(photos JM Brouard)
(photos JM Brouard)

La maison bourguignonne possède un ensemble de domaines qui lui permettent de proposer une gamme de vins très vastes. En dehors de ses (nombreux) grands crus, l’amateur curieux pourra faire de belles découvertes.

Est-il nécessaire de présenter la maison Louis Latour qui est l’un des principaux acteurs de Bourgogne, fondée en 1797 ? Sa gamme de vins est particulièrement importante, tant dans sa région originelle qu’ailleurs dans l’Hexagone où elle produit aujourd’hui d’autres vins intéressants. Commençons peut-être par rester en Bourgogne. A côté des prestigieux villages où la maison produit une panoplie rare de premiers et grands crus, ce sont d’autres vignobles qui pourront satisfaire la curiosité et le porte-monnaie des amateurs. Prenons par exemple Marsannay, Santenay et Rully en blanc. Chacun dotés d’une personnalité intéressante où le fruit se fait charmeur et pur, ils sont une excellente introduction à ces vins mythiques souvent décriés (à juste titre) comme inaccessibles. Bien sûr, l’on n’attend pas ici une grande complexité mais des vins bien nés et produits qui représentent de bons rapports qualité-prix (entre 20€ et 24€). Plus au nord, dans le chablisien, le domaine Simonnet-Febvre est également dans le giron du groupe. Si ses chablis sont un fer de lance, il ne faudrait pas passer à côtés des Irancy. Car ceux-ci ont un pouvoir d’attraction évident. Le lieu-dit Veaupessiot, le plus au sud de l’appellation et orienté plein sud, donne naissance à des vins aux fruits noirs bien mûrs, expressifs, généreux. Des vins tout en plénitude en bouche qui ne mégotent pas sur la puissance. Plus élégant est le lieu-dit Paradis qui offre une version plus délicate et complexe de l’Irancy. Le 2018 possède un toucher de bouche suave, particulièrement séducteur. N’oubliez pas non plus une rareté, les coteaux bourguignons en 100% césar, le cépage historique méconnu du coin. Autrefois utilisé pour renforcer les vins parfois maigrelets grâce à ses tanins expressifs, il profite pleinement des millésimes récents plus chauds. Avec ses tanins légèrement bourrus mais un fruité très agréable, c’est un vin attendrissant à découvrir.

Du Beaujolais à l’Ardèche

Et ce n’est pas tout. Car la maison possède également des vignes dans le Beaujolais avec le domaine Henry Fessy. Si la gamme permet de faire un voyage à travers tous les crus de la région, certaines étiquettes mettent en exergue des châteaux particuliers. On trouve ainsi le château des Reyssiers à Régnié dont le 2019 s’avère profond et structuré par une belle acidité, le domaine des Labourons qui se situe pour sa part sur l’appellation Fleurie et produit des vins délicats et souples. Le 2019 ne fait pas exception à la règle.

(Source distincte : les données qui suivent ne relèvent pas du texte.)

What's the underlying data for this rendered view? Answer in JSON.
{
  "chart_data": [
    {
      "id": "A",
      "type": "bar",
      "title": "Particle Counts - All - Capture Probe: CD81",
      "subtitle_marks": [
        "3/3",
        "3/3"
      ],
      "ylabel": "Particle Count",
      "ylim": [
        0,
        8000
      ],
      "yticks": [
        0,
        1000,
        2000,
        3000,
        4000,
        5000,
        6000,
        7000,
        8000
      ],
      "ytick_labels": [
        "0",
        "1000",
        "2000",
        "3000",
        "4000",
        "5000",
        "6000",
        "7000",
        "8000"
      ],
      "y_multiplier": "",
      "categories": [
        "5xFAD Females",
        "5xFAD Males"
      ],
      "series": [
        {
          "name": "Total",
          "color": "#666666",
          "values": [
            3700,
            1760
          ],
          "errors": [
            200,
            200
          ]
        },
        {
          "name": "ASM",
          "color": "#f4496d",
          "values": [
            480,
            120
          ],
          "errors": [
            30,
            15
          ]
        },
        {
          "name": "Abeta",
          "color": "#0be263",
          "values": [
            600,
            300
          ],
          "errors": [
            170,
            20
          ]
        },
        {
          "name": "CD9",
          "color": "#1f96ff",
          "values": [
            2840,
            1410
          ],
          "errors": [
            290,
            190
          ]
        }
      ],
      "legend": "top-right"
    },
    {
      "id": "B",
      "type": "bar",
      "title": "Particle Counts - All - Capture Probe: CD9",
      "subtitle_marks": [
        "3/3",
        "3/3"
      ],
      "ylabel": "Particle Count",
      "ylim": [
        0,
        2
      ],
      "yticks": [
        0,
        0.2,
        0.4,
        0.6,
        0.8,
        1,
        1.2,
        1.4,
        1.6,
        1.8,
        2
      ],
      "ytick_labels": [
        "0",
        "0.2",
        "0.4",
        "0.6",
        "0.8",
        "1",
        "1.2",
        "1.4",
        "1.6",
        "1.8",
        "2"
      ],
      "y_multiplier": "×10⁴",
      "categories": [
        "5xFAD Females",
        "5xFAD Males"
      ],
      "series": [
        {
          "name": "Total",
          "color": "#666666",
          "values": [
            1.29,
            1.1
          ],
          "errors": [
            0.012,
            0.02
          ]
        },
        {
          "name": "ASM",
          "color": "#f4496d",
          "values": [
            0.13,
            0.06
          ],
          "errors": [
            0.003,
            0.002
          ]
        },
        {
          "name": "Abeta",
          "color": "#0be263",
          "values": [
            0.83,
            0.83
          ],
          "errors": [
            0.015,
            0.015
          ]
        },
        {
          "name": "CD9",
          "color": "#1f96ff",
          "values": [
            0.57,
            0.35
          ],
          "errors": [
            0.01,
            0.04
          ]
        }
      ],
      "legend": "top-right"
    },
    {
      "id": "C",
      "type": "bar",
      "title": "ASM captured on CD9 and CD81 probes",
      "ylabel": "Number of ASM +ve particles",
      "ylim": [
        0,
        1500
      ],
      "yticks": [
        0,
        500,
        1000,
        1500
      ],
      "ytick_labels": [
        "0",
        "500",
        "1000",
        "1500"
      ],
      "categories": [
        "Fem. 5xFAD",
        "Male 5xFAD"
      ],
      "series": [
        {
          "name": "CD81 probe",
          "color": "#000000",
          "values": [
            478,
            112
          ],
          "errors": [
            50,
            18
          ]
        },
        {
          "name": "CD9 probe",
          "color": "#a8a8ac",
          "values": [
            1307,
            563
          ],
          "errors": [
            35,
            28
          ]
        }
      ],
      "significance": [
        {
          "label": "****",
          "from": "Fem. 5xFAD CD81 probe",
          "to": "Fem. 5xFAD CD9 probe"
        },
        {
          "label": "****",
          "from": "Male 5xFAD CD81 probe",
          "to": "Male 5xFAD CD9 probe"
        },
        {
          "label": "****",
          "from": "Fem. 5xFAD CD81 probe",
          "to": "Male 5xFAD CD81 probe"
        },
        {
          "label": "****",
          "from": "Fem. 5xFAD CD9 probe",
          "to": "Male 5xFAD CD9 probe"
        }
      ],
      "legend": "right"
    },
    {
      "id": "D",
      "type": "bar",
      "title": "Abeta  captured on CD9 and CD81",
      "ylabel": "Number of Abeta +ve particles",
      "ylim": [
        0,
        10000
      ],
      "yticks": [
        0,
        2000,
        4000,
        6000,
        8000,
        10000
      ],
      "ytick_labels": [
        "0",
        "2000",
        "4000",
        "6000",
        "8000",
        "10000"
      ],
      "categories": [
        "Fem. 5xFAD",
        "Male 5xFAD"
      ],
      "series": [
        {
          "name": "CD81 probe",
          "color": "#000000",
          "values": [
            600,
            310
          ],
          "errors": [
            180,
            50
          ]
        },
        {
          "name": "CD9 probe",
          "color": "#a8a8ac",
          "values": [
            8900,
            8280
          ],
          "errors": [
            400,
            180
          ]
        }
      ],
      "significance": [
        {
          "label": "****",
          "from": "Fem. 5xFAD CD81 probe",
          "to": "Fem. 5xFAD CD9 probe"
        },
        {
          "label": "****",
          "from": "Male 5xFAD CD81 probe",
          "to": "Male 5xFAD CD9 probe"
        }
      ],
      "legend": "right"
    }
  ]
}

Enfin, le domaine de la pierre en Moulin-à-vent dont le 2019 offre une jolie mâche, une matière déjà soyeuse bien que présente avec des élans de fruits noirs et d’épices. Et si vous voulez explorer d’autres terroirs, eh bien direction le Var où la Maison Louis Latour n’a pas attendu l’engouement pour le pinot noir pour en exploiter également depuis 1989 au domaine de Valmoissine. Et force est de constater que ce pinot noir là ne manque pas de caractère. Le Valmoissine 2019 est un beau charmeur, aux notes de fruits mûrs, une légère pointe lardée ainsi que des évocations florales. Si la matière est plutôt fine, il conserve une intéressante tension et s’étire plaisamment en longueur. Le domaine produit également une tête de cuvée, le Bellevue issu des meilleures parcelles et qui offre un beau velouté en bouche et une grande fluidité. Toutes ces cuvées moins prestigieuses sur le papier que des Chambertins ou des Cortons sont pourtant révélatrices de l’attention qui est portée par la maison Louis Latour à chacun de ses terroirs, avec la volonté de pouvoir en exprimer chacune des personnalités au mieux.